The defendants contention that he was deprived of a fair trial by remarks made by the prosecutor during his closing argument is unpreserved for appellate review because defense counsel “either failed to object, or upon having his objection sustained, failed to seek further relief” (People v. Robinson, 195 A.D.3d 950, 951, 146 N.Y.S.3d 511 [internal quotation marks omitted];  see CPL 470.05[2];  People v. Munnerlyn, 193 A.D.3d 981, 982, 142 N.Y.S.3d 837).  In any event, the prosecutors comments that were not objected to were not improper, as they were either within the bounds of permissible comment, a fair response to the defendants attack on the credibility of the Peoples witnesses, or a fair comment on the evidence (see People v. Robinson, 195 A.D.3d at 951, 146 N.Y.S.3d 511;  People v. Williams, 123 A.D.3d 1152, 1153, 997 N.Y.S.2d 499, affd 29 N.Y.3d 84, 52 N.Y.S.3d 266, 74 N.E.3d 649).
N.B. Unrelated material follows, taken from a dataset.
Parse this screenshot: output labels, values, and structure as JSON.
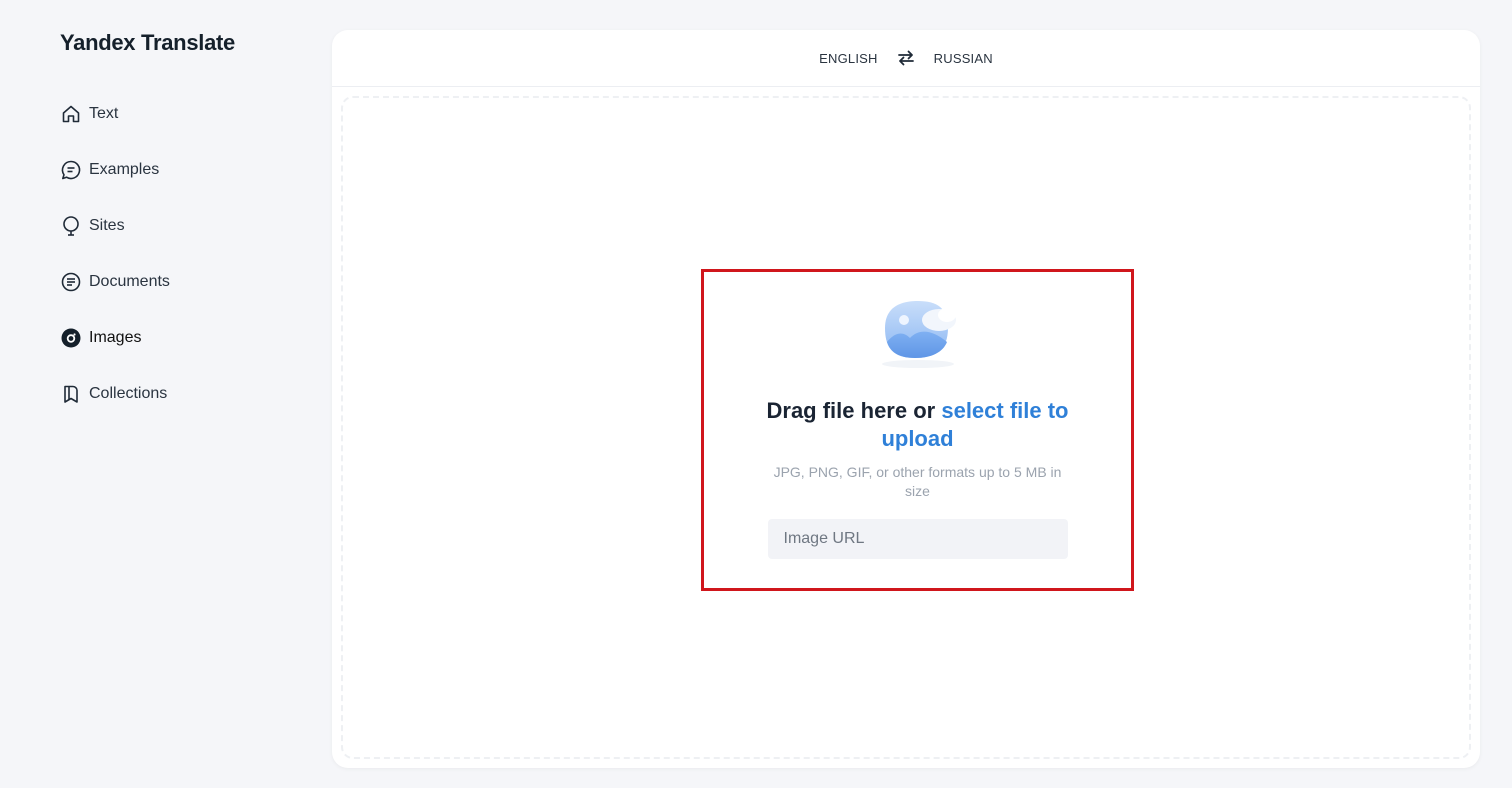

The defendants contention that the Supreme Courts adverse inference charge was an insufficient sanction for the loss of surveillance footage depicting the shooting is unpreserved for appellate review because the defendant requested the adverse inference charge (see CPL 470.05[2];  People v. Santiago, 168 A.D.3d 989, 989, 90 N.Y.S.3d 541).  In any event, the sanction was appropriate (see People v. Handy, 20 N.Y.3d 663, 669, 966 N.Y.S.2d 351, 988 N.E.2d 879;  People v. Salton, 101 A.D.3d 760, 761, 955 N.Y.S.2d 200).

The defendants remaining contentions are without merit.

RIVERA, J.P., BRATHWAITE NELSON, CHRISTOPHER and GENOVESI, JJ., concur.